Every year I read the books on the Man Booker Prize shortlist, looking for the usual: usefulness, companionableness, pleasure and surprise. In 2008 I was greatly tickled by Australian novelist Steve Toltz’ A Fraction of the Whole (Hamish Hamilton, 2008), a huge book of what are essentially comic shaggy-dog stories. A friend accurately described the sensation of reading it as like being ‘punched by a puppy’.

As far from puppy-punching as you can get is Marilynne Robinson’s Home (Virago, 2008), a kind of sequel to her Gilead (2006). Robinson is an artist so pure in heart and mind that you suspect that she kneels to write. Philip Roth, on the other hand, continues in his sprint to the finish. Roth has published a novel a year for the past few years, Indignation (Houghton Mifflin, 2008) being only the latest, with a new novel, The Humbling, coming soon. Indignation is not as good as Everyman (2006) but better than Exit Ghost (2007) and will presumably find a comfortable niche in the near future in The Library of America standard edition of Roth’s work, which has just reached Novels and Other Narratives 1986–1991. This volume contains The Counterlife (1986), Deception (1990), The Facts (1988) and Patrimony (1991). Roth is unavoidable: he is a continent.

If you blinked during 2008, however, you may have missed Andrew Miller’s very fine One Morning Like a Bird (Sceptre, 2008), a book about a self-absorbed poet in 1940s’ Japan, and Jean-Philippe Toussaint’s sublimely trivial Camera (Dalkey Archive Press, 2008), translated by Matthew B. Smith. Speaking of the sublime: John Berger’s From A to X: A Story in Letters (Verso, 2008), Linn Ullmann’s A Blessed Child (Picador, 2008), translated from the Norwegian by Sarah Death, and Ali Smith’s The First Person and Other Stories (Hamish Hamilton, 2008). Such writers are synonymous with the good.

Looking forward: January sees the publication of the late Roberto Bolaño’s 2004 novel 2666, translated by Natasha Wimmer (Picador).

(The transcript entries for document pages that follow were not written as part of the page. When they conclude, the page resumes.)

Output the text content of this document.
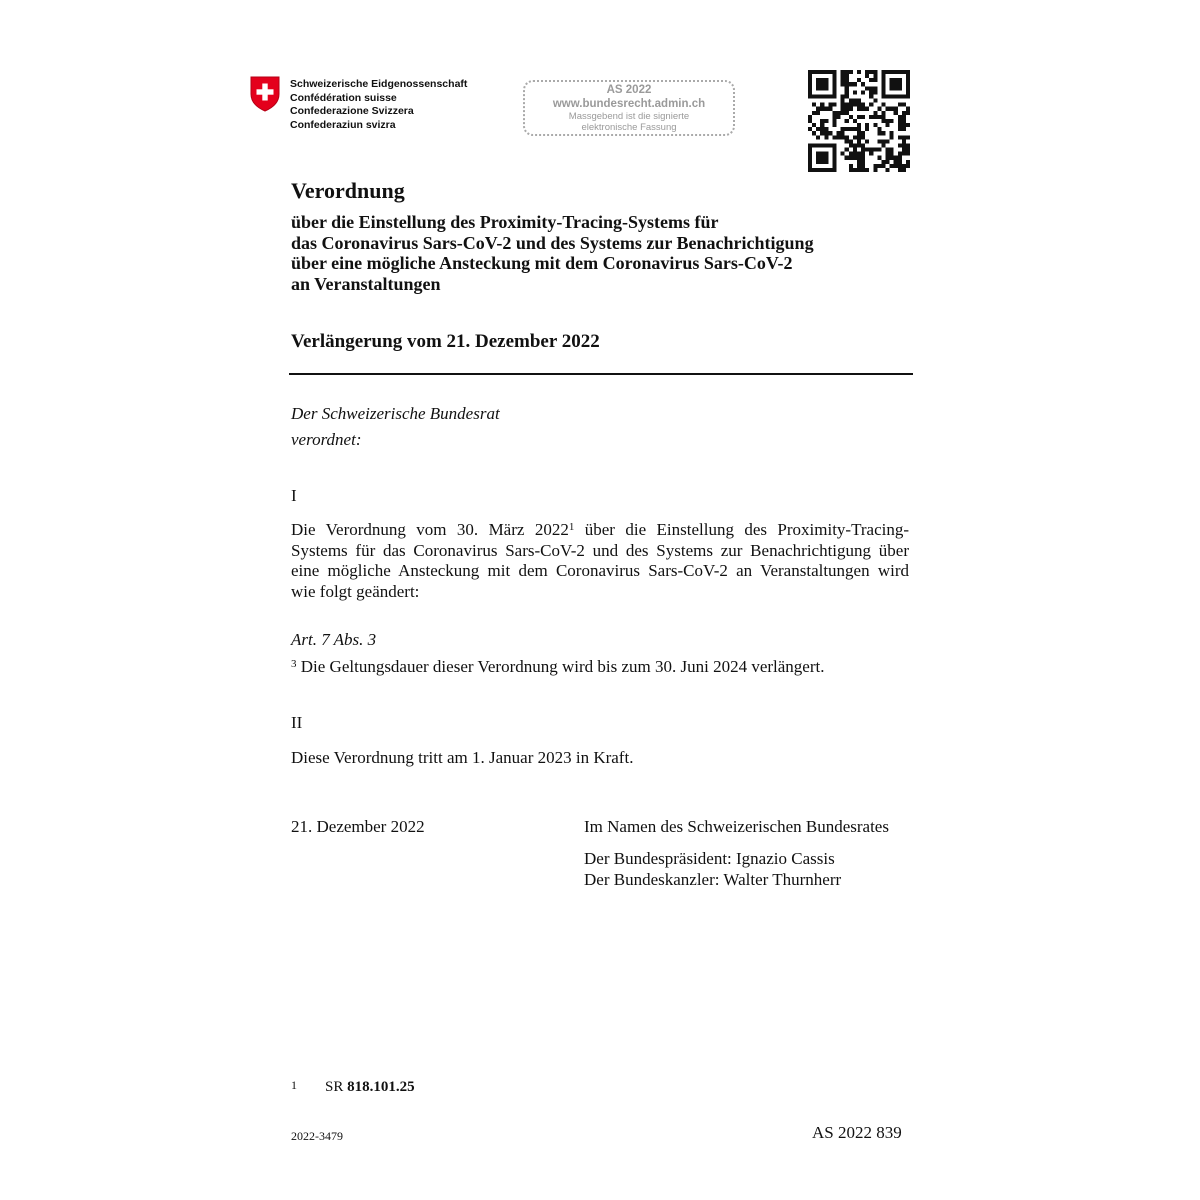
Schweizerische Eidgenossenschaft
Confédération suisse
Confederazione Svizzera
Confederaziun svizra
AS 2022
www.bundesrecht.admin.ch
Massgebend ist die signierte
elektronische Fassung
Verordnung
über die Einstellung des Proximity-Tracing-Systems für
das Coronavirus Sars-CoV-2 und des Systems zur Benachrichtigung
über eine mögliche Ansteckung mit dem Coronavirus Sars-CoV-2
an Veranstaltungen
Verlängerung vom 21. Dezember 2022
Der Schweizerische Bundesrat
verordnet:
I
Die Verordnung vom 30. März 2022$^1$ über die Einstellung des Proximity-Tracing-
Systems für das Coronavirus Sars-CoV-2 und des Systems zur Benachrichtigung über
eine mögliche Ansteckung mit dem Coronavirus Sars-CoV-2 an Veranstaltungen wird
wie folgt geändert:
Art. 7 Abs. 3
$^3$ Die Geltungsdauer dieser Verordnung wird bis zum 30. Juni 2024 verlängert.
II
Diese Verordnung tritt am 1. Januar 2023 in Kraft.
21. Dezember 2022	Im Namen des Schweizerischen Bundesrates
Der Bundespräsident: Ignazio Cassis
Der Bundeskanzler: Walter Thurnherr
1 SR 818.101.25
2022-3479	AS 2022 839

Bolaño turned to fiction only in his 40s and became, somehow, one of the great novelists of the late 20th century. American publication is ahead of ours, of course: Jonathan Lethem, reviewing 2666 in The New York Times, describes the book as ‘the supreme capstone to his own vaulting ambition’.

Another great dead writer with a new book soon to be published is Stefan Zweig. It’s probably worth learning German just to be able to read Zweig, in particular Ungeduld des Herzens (Beware of Pity, 1939), Schachnovelle (The Royal Game, 1942) and his short stories. For those of us who need a dictionary at our elbow there is a translation forthcoming by Joel Rotenberg of Rausch der Verwandlung, re-titled The Post Office Girl (Profile). Other gleams and delights on the near horizon include Toby Litt’s new novel Journey into Space (Hamish Hamilton). Litt is not only working his way through the alphabet Adventures in Capitalism (1996), Beatniks (1997), Corpsing (2000), DeadKidSongs (2001) etc.; he is also working his way through the genres. Journey into Space promises to be sci-fi. A translation of Ryu Murakami’s truly shocking Audition (Bloomsbury) will doubtless be upsetting; Niccolo Ammaniti’s The Crossroads (Canongate) sounds pleasant in comparison; and underrated writers who deserve to be recognized this year include Simon Mawer, with The Glass Room (Little, Brown) and Kerstin Ekman with The Dog (Sphere). Finally, Philip Ó Ceallaigh, the author of the extremely potent short story collection Notes from a Turkish Whorehouse (2006). I have no idea whether his new book, The Pleasant Light of Day (Penguin Ireland), is going to be a novel or more stories. Either way it’ll be appreciated, along with the new novel by Garrison Keillor, Liberty, to be published in January by Faber. I don’t care what anyone else says. I know it’ll be schmaltz. I’ll like it.